Of all the nonsense believed by members of the drug culture, among the most ridiculous is the idea that smoking marijuana has no effect on the lungs.

Now, a new study has backed up the common sense notion that smoking marijuana — which usually involves holding smoke in the lungs for several seconds — can be nearly as bad for your health as smoking tobacco. According to this study, smoking a single cannabis joint has the same effect on the lungs as smoking up to five cigarettes — at once.

Published on-line ahead of print in the August 2007 issue of the journal Thorax, this research is based on a study of 339 adults up to the age of 70, divided into four different groups: those who smoked only cannabis (one joint a day for five years); those who smoked tobacco only (one pack of cigarettes a day for at least a year); those who smoked both; and those who smoked neither.

All had high definition scans taken of their lungs and took breathing tests to assess lung function.

The results?
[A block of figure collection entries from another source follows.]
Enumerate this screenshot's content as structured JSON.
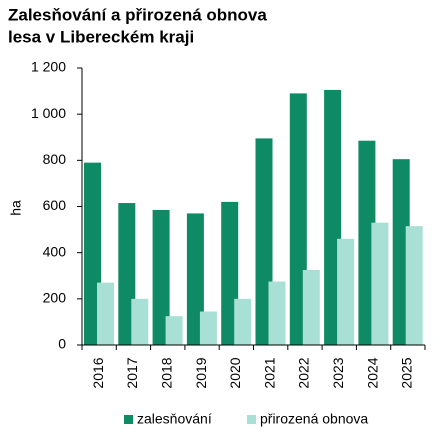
{
  "chart_data": {
    "type": "bar",
    "title": [
      "Zalesňování a přirozená obnova",
      "lesa v Libereckém kraji"
    ],
    "y_label": "ha",
    "categories": [
      "2016",
      "2017",
      "2018",
      "2019",
      "2020",
      "2021",
      "2022",
      "2023",
      "2024",
      "2025"
    ],
    "series": [
      {
        "name": "zalesňování",
        "color": "#0e8a64",
        "values": [
          790,
          615,
          585,
          570,
          620,
          895,
          1090,
          1105,
          885,
          805
        ]
      },
      {
        "name": "přirozená obnova",
        "color": "#a9e0d5",
        "values": [
          270,
          200,
          125,
          145,
          200,
          275,
          325,
          460,
          530,
          515
        ]
      }
    ],
    "ylim": [
      0,
      1200
    ],
    "yticks": [
      0,
      200,
      400,
      600,
      800,
      {
        "value": 1000,
        "label": "1 000"
      },
      {
        "value": 1200,
        "label": "1 200"
      }
    ],
    "legend": "bottom"
  }
}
Cannabis smokers complained of wheezing, cough, chest tightness and phlegm. While emphysema, the most common and most crippling smoking-related lung disease, was found only in those who smoked tobacco, cannabis still damaged the lungs by reducing the numbers of small fine airways, which are important for transporting oxygen to and from the blood. Cannabis also damaged the large airways of the lung, blocking airflow and straining the lungs.